A less costly alternative

Entering operational service with the USAF in 1980 was the General Dynamics-designed and built F-16, named the ‘Fighting Falcon’. It was the simpler, low-cost alternate to the much more complex and costly F-15 Eagle in the clear-weather air-superiority role.

General Dynamics sold its military aircraft division to the Lockheed Corporation in 1993. Two years later, Lockheed merged with Martin Marietta and the two combined corporations became Lockheed Martin.

As with the F-15 Eagle, later models of the F-16 Fighting Falcon have been successfully adapted to perform the all-weather fighter-bomber role. The F-16 Fighting Falcon saw service in Operation DESERT STORM and Operation IRAQI FREEDOM, with three lost in the first conflict and five in the latter.

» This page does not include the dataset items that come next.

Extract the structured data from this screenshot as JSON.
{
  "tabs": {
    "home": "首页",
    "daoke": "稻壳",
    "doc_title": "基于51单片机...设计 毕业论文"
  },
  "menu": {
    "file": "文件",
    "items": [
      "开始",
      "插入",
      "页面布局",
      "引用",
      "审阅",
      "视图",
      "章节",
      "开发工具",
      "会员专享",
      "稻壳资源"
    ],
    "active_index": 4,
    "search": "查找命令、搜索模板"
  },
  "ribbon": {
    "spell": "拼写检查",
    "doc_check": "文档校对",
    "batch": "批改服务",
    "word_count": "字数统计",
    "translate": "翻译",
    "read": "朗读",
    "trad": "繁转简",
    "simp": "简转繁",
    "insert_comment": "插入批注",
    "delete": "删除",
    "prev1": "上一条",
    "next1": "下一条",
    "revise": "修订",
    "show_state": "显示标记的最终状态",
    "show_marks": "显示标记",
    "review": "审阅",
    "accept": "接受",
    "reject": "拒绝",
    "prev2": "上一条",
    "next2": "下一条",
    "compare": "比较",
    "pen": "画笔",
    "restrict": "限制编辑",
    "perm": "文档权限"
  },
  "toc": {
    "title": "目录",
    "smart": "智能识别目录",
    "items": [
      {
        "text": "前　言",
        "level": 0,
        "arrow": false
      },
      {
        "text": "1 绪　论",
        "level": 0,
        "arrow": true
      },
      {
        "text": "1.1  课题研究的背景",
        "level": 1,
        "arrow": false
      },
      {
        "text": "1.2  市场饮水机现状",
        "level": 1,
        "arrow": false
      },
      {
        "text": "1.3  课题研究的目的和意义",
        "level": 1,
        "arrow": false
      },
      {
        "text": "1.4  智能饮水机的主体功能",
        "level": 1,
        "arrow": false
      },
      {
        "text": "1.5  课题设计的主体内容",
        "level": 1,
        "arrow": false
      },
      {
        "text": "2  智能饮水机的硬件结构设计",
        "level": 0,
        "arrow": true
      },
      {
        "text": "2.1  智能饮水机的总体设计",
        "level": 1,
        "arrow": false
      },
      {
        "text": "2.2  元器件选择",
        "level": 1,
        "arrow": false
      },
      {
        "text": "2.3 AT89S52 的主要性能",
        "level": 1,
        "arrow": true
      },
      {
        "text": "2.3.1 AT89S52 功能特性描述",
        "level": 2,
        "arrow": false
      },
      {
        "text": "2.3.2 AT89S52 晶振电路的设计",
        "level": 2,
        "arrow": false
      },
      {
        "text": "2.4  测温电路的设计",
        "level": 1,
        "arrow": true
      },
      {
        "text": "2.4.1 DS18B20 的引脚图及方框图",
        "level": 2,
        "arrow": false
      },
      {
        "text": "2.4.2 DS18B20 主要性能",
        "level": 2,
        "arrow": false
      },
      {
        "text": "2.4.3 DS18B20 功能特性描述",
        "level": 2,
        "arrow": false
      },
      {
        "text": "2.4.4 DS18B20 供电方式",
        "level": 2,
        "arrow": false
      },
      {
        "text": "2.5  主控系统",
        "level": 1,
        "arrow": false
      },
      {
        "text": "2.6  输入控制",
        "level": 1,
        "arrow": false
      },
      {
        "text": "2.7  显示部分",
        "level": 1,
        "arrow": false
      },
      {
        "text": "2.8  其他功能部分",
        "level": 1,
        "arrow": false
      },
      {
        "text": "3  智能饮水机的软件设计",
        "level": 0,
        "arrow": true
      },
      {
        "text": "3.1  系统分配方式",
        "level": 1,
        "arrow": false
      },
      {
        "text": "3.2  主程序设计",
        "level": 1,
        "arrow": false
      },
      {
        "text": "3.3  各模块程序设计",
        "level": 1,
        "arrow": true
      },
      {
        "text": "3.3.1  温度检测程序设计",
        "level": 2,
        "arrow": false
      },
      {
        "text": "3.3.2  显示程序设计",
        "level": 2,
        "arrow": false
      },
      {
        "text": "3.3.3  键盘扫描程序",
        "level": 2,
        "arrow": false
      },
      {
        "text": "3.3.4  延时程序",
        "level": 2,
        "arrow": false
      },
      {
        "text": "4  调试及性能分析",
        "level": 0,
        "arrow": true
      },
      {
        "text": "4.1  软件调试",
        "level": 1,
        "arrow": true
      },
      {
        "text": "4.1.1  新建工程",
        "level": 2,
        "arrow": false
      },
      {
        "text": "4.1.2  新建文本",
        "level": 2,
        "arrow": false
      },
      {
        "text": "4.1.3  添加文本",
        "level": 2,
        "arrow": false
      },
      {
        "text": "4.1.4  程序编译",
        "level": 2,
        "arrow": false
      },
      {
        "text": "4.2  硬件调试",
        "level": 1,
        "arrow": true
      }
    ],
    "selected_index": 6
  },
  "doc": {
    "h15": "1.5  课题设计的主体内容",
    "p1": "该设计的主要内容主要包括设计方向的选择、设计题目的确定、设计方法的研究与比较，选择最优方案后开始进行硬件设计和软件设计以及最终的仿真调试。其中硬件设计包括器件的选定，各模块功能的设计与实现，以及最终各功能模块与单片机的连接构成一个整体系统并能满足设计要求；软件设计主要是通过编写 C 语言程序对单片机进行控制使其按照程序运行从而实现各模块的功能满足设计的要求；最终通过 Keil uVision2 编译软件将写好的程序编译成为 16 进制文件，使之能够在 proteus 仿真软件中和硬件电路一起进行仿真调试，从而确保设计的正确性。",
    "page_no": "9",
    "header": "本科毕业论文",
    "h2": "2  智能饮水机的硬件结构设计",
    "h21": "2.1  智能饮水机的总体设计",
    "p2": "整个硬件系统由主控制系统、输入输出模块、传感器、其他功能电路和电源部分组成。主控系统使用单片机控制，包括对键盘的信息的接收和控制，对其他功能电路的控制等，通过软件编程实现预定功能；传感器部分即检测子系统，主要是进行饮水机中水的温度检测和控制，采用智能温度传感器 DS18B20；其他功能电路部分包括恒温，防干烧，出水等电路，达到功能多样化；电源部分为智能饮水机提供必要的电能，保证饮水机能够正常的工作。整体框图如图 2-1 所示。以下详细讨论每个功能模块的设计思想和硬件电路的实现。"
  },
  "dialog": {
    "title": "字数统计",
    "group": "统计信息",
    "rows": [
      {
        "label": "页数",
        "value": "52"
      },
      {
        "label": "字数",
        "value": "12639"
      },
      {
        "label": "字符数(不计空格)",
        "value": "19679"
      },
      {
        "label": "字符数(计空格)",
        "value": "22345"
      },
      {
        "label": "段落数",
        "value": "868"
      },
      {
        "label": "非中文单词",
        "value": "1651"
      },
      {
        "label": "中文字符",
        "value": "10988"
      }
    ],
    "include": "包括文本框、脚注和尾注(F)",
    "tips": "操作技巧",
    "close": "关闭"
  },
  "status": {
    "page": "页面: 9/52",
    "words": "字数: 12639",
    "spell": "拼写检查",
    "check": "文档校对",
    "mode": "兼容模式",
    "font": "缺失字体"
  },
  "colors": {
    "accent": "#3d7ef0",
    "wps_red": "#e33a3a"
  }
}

In total, the USAF acquired 2,232 units of the F-16 Fighting Falcon in a number of versions, labelled ‘A’ through to ‘D’. The initial production types included the singleseat F-16A and the F-16B two-seat trainer. Most of these have now been retired from USAF service, with many placed into storage.

At present, the USAF inventory contains approximately 1,000 F-16 Fighting Falcons. These include the single-seat F-16C model and a much smaller number of two-seat trainers referred to as the F-16D. All have been put through a number of upgrade programmes during their time in service.

The F-16 Fighting Falcon is slated to remain in USAF service until 2025, provided the USAF receives enough next-generation replacement fighter aircraft to replace it in the inventory.